Zoom link: https://princeton.zoom.us/j/96282936122

Passcode: 998749

The study of the action of a finite p-group G on a finite G-CW complex X is one of the oldest topics in algebraic topology.  In the late 1930's, P. A. Smith proved that if X is mod p acyclic, then so is X^G, its subspace of fixed points.
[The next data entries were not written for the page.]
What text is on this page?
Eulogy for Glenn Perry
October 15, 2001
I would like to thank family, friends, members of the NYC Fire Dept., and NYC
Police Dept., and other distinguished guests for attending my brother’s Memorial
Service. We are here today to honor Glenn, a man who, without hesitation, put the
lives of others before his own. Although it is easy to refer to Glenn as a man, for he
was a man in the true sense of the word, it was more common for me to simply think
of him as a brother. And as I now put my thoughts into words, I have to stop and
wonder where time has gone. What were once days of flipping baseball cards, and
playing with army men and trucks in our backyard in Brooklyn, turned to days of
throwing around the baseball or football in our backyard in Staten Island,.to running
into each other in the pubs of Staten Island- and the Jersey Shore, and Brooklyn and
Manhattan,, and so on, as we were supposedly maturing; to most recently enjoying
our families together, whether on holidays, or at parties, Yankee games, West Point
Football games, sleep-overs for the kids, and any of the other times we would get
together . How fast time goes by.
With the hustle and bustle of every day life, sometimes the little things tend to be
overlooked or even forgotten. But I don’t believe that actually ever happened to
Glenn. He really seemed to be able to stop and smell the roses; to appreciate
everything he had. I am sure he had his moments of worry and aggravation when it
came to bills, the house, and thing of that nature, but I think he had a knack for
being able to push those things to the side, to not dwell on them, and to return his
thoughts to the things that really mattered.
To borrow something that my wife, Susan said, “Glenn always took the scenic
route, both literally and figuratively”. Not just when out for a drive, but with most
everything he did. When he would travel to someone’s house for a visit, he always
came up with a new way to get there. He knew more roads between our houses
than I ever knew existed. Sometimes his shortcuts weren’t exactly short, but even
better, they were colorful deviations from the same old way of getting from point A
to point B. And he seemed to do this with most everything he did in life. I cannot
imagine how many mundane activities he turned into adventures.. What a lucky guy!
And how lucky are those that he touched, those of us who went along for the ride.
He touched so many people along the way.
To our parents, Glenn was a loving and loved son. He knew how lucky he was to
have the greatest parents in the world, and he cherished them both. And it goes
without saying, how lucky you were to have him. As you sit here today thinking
A related theorem of Ed Floyd from the early 1950's says that the dimension of the mod p homology of X will bound the dimension of the mod p homology of X^G. 

There have been two recent Inventiones papers (with two and six authors) studying the Balmer spectrum of the homotopy category of G-spectra.  Translated into less fancy terms, understanding the topology on the Balmer spectrum amounts to amounts to identifying "chromatic" variants of Smith's theorem, with mod p homology replaced by the Morava K-theories (at the prime p).  One such chromatic Smith theorem is proved in the six author paper: if G is a cyclic p-group and X is K(n)* acyclic, then X^G is K(n-1)* acyclic (and this answers questions like this for all abelian p-groups). 

In work with Chris Lloyd, we have been able to show that a chromatic analogue of Floyd's theorem is true whenever the chromatic Smith theorem holds.   For example, if G is a cyclic p-group,  then the dimension over K(n)* of K(n)*(X) will bound the dimension over K(n-1)* of K(n-1)*(X^G). 

This opens the door for many applications.  We have been able to resolve open questions involving the extraspecial 2-groups.  We can give constraints on the rational homology of the fixed point space of an involution acting on the 5-dimensional Wu manifold.  At the prime 2, we can show quick collapsing of the AHSS computing the Morava K-theory of some real Grassmanians: this is a non-equivariant result.

 In my talk, I'll try to give a coherent overview of some of this.